Readers’ Feedback – Yonatan


Hi there- hope life finds you well. 

I am reading this [Genesis and the Big Bluff] with interest. 

Although I am not finished reading, Yoram, I notice that you still refer to Michael Denton’s 1986 critique on evolution. Are you aware that he has apparently modified his views in a 1998 book called Nature’s Destiny?  I say “apparently” because I have admittedly read neither book, but this appears to be clear from critiques of the later book which contain quotes which signify his change of stance. Since it is clear that source material is everything (and I suggest nothing sinister by this), don’t his later views, being later views deserve a mention? 





Dear “Yonatan”, 

It is always wonderful to hear from you. I hope that you and your family are well. 

Thank you for reading the critique. I hope that you will benefit, and I am sure that I will benefit from your comments. 

As far Dr. Denton is concerned, the following points are relevant: 

1. In Genesis and the Big Bluff, I mention Dr. Denton once, in a footnote. The footnote cites a number of publications that I recommend as an introduction to the evolution debate. In no way is Dr. Denton central to any point made in the critique. I could have mentioned any number of books critical of the evolutionary dogma. In the footnote, I limited myself to Icons of Evolution, Darwin on Trial, Why Us and Evolution: A Theory in Crisis, because they are comprehensive, well-written and easily available.

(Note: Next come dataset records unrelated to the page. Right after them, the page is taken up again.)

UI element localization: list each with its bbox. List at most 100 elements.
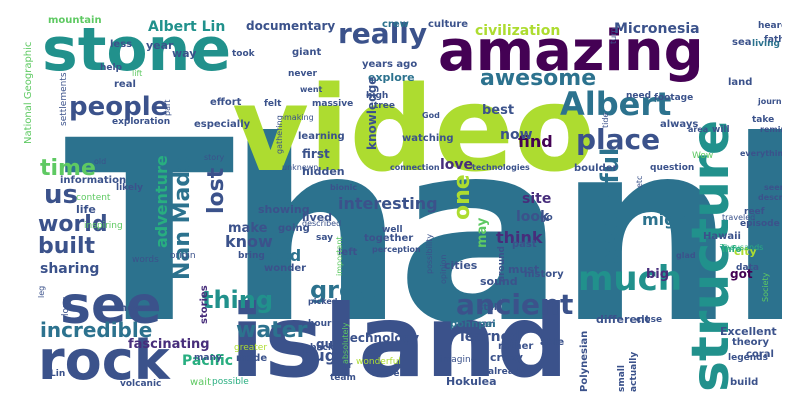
word-us: us: [44, 180, 78, 210]
word-help: help: [100, 63, 123, 73]
word-explore: explore: [368, 71, 415, 84]
word-life: life: [76, 203, 96, 216]
word-going: going: [278, 223, 310, 234]
word-national-geographic: National Geographic: [23, 41, 34, 144]
word-think: think: [496, 228, 543, 247]
word-possibility: possibility: [425, 233, 434, 274]
word-wait: wait: [190, 377, 212, 388]
word-giant: giant: [292, 47, 322, 58]
word-now: now: [500, 127, 533, 143]
word-crew: crew: [382, 19, 409, 30]
word-father: father: [764, 35, 782, 45]
word-massive: massive: [312, 99, 354, 109]
word-ancient: ancient: [456, 288, 574, 321]
word-different: different: [596, 313, 650, 326]
word-learned: learned: [460, 329, 521, 345]
word-footage: footage: [654, 93, 694, 103]
word-city: city: [734, 245, 757, 258]
word-technologies: technologies: [472, 163, 530, 172]
word-god: God: [422, 111, 440, 120]
word-always: always: [660, 119, 699, 130]
word-cloud: Thank video island stone amazing see roc…: [20, 8, 782, 392]
word-picked: picked: [308, 297, 338, 306]
word-still: still: [478, 303, 497, 313]
word-sea: sea: [732, 37, 752, 48]
word-ocean: ocean: [462, 319, 496, 330]
word-seen: seen: [764, 183, 782, 192]
word-sharing: sharing: [40, 261, 100, 277]
word-hidden: hidden: [302, 165, 345, 178]
word-watching: watching: [402, 133, 454, 144]
word-year: year: [146, 39, 174, 52]
word-tree: tree: [374, 101, 395, 111]
word-huge: huge: [302, 346, 348, 365]
word-origin: origin: [170, 251, 196, 261]
word-effort: effort: [210, 97, 242, 108]
word-island: island: [230, 283, 569, 392]
word-find: find: [518, 132, 553, 151]
word-journey: journey: [758, 97, 782, 106]
word-information: information: [60, 175, 127, 186]
word-video: video: [232, 60, 595, 198]
word-hokulea: Hokulea: [446, 375, 497, 388]
word-stories: stories: [199, 285, 210, 324]
word-look: look: [516, 209, 550, 225]
word-awesome: awesome: [480, 66, 597, 91]
word-used: used: [258, 246, 302, 265]
word-around: around: [497, 246, 507, 282]
word-turn: turn: [609, 27, 618, 44]
word-heard: heard: [758, 21, 782, 31]
word-possible: possible: [212, 377, 249, 387]
word-bring: bring: [238, 251, 265, 261]
word-real: real: [114, 79, 136, 90]
word-lift: lift: [132, 69, 143, 78]
word-thing: thing: [202, 286, 274, 314]
word-site: site: [522, 191, 552, 207]
word-likely: likely: [116, 183, 143, 193]
word-lost: lost: [204, 167, 229, 214]
word-excellent: Excellent: [720, 325, 777, 338]
word-great: great: [310, 276, 383, 304]
word-water: water: [236, 318, 308, 343]
word-past: past: [512, 239, 537, 250]
word-far: far: [338, 361, 353, 371]
word-knowledge: knowledge: [365, 76, 379, 150]
word-go: go: [540, 213, 553, 223]
word-lived: lived: [302, 211, 333, 224]
word-absolutely: absolutely: [341, 322, 350, 364]
word-etc: etc: [635, 175, 644, 188]
word-left: left: [338, 247, 358, 258]
word-see: see: [60, 276, 162, 336]
word-pacific: Pacific: [182, 353, 234, 369]
word-mountain: mountain: [48, 15, 102, 26]
word-wow: Wow: [692, 151, 714, 161]
word-data: data: [736, 263, 759, 273]
word-important: important: [335, 236, 344, 276]
word-small: small: [617, 365, 627, 392]
word-question: question: [650, 163, 695, 173]
word-less: less: [110, 39, 133, 50]
word-described: described: [302, 219, 342, 228]
word-fascinating: fascinating: [128, 337, 210, 352]
word-making: making: [284, 113, 314, 122]
word-place: place: [576, 123, 661, 156]
word-society: Society: [761, 272, 770, 302]
word-guy: guy: [316, 337, 341, 351]
word-theory: theory: [732, 337, 770, 348]
word-take: take: [752, 115, 775, 125]
word-info: info: [722, 245, 742, 255]
word-big: big: [646, 267, 670, 282]
word-tide: tide: [601, 112, 610, 128]
word-time: time: [40, 156, 96, 181]
word-glad: glad: [676, 251, 696, 260]
word-stone: stone: [42, 15, 232, 85]
word-hawaii: Hawaii: [703, 231, 741, 242]
word-wonder: wonder: [264, 263, 307, 274]
word-lin: Lin: [50, 369, 66, 379]
word-world: world: [38, 212, 108, 237]
word-together: together: [364, 233, 414, 244]
word-sound: sound: [480, 275, 518, 288]
word-never: never: [288, 69, 317, 79]
word-area: area: [688, 125, 709, 134]
word-especially: especially: [194, 119, 251, 130]
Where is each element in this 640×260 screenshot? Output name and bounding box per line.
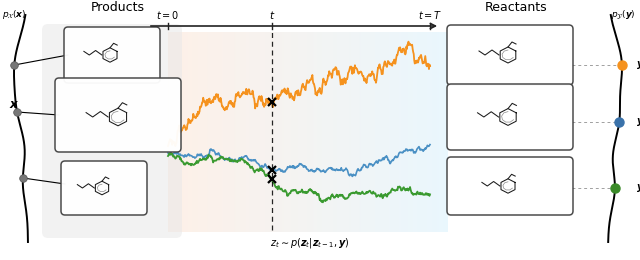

2. Dr. Denton is one of the finest writers in this genre. Consequently, I own and have read both Evolution: A Theory in Crisis and Nature’s Destiny. I have also read his autobiographical essay in Uncommon Dissent (I highly recommend all three books). The change from Evolution to Nature’s Destiny is subtle, and he devotes much of his essay in Uncommon Dissent to explain it. The key point in our context is that in Nature’s Destiny he does not address any of the fundamental problems with evolutionary biology that he raised in Evolution. He freely admits that his critique is still perfectly valid. Thus, on page 175 of Uncommon Dissent he writes: During the course of this journey I wrote two books: Evolution: A Theory in Crisis and Nature’s Destiny. Evolution was written while I still adhered to the superwatch model of nature. Despite this, I still believe it presents one of the most convincing critiques of the assumption that the organic world is the continuum that classical Darwinism demands… Such a view [the one he holds currently, which he refers to as lawful biology, and which is really a form of theistic evolution] is intellectually exciting because it holds out the prospect of a final union of biology and physics, and thus of a fully rational and lawful biology. Such a biology would be as profoundly anti-Darwinian as could be imagined, as it would banish forever contingency as a major determinant of biological order…”

3. It seems clear to me that I am justified in not mentioning Dr. Denton’s current views. I stressed in Genesis and the Big Bluff that I do not purport to present a comprehensive review of the entire evolution debate. I only touch on the icons of evolution mentioned by Dr. Schroeder. Dr. Denton’s views are irrelevant to that discussion.